The harmless are easy enough to recognize. My favorite flavor ice cream is chocolate, because I'm a bland and boring person and can never get enough chocolate anyway. I don't have a favorite color because I love them all and it feels like discrimination. These favorites are harmless, even cute when they aren't carried into the realm of obsession. These favorites don't hurt anyone.

There is the other kind of favorite.

I call these favorites insidious, because to have this kind of favorite does not make you a bad person. I know many (okay, one, but there are more out there, I'm sure) people who manage to be basically good and still keep a favorite like this around.

I'm talking about step-daughter favorites here. Like- exactly like- Cinderella: The step-daughters were the favorites, and she was... not. I'm talking about a boss favoring one worker over another for no reason at all. I'm talking about a mother loving her oldest, or youngest, or middlingest child more than the others. I'm talking about 'best friends', where you love one or two of your friends to the outright exclusion of others.

Playing favorites does not create a loving or kind atmosphere. It is unhealthy for all involved. The person playing favorites is taking the stance of having the right to judge who is better than the rest. The favorite is encouraged to believe that they are somehow the best, just born that way, and have a god-given right to get away with more than the rest of us. And the people who are not the favorite(s)...

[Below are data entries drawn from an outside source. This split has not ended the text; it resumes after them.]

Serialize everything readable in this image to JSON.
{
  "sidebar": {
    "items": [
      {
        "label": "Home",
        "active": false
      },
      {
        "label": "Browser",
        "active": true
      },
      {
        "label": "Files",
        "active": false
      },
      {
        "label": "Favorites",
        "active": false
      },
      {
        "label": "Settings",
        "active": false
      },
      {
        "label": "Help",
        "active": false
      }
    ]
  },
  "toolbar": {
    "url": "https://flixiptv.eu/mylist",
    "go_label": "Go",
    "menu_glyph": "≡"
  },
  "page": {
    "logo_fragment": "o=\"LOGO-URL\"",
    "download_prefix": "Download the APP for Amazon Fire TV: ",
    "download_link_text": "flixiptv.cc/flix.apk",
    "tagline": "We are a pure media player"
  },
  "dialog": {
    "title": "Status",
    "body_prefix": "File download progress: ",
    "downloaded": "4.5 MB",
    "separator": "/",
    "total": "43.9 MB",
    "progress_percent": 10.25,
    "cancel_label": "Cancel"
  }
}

Well. It makes it very hard to love them anyway. And you can't, usually, just explain how you feel: "So-and-so, I think that you love him/her more than you love me, and it's putting a strain on our relationship, blah blah blah". Because the knee-jerk response of the favoritist is "You're wrong. You're a horrible/misled/stupid/(insert other unfavorable label here) person. I would never play favorites. I love you all just the same," as the favorite gets away with bloody murder on the other side of the room.

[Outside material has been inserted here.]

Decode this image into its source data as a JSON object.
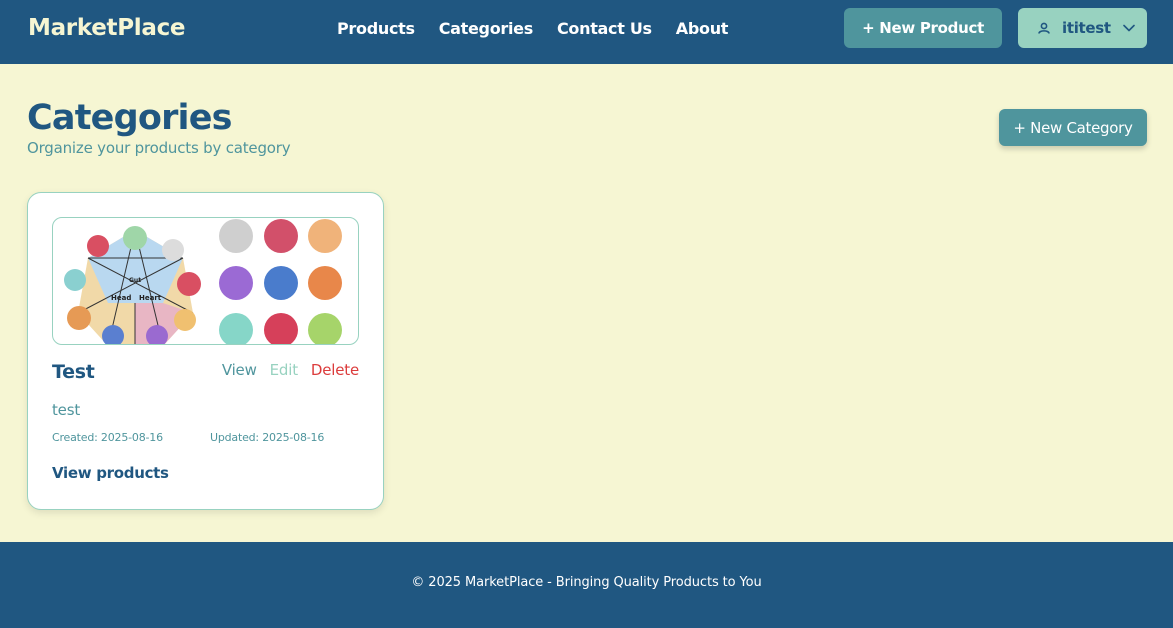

Like I said, there are two kinds of favorites. The first kind is harmless. The second kind is insidious, because it takes a very honest, even brutally honest person to see and acknowledge to themselves what they're doing. And those kind of people seem to never have favorites.

The next time someone asks me who I like more, them or so-and-so, I'm going to smack them. Well, probably not, but I'll want to. I always have.

1 comment:

  1. Hmmm. I'll admit to being really curious about what brought this post on!

    In my most honest of moments, I can admit that I sometimes favor one child over the other. I think every parent does, to a certain extent, though usually under the umbrella of expecting more out of one child because they're older, or do ____ better, or are more responsible, or whatever. I *try* really hard not to do that too much.

    I've been on that other side, and it's not pretty. I don't even mind that much on my behalf, but when it affects my children, I'm not happy about it. It is much more obvious than the instigator(s) would like to believe, and it causes strains in relationship.

    Boy, I wait in anticipation daily for your blog posts! I never know WHAT you're going to write about next! (:

    (My favorite is chocolate, too. Mmmmm. But I like it full of fun things like marshmallows and almonds to give my teeth something to do.)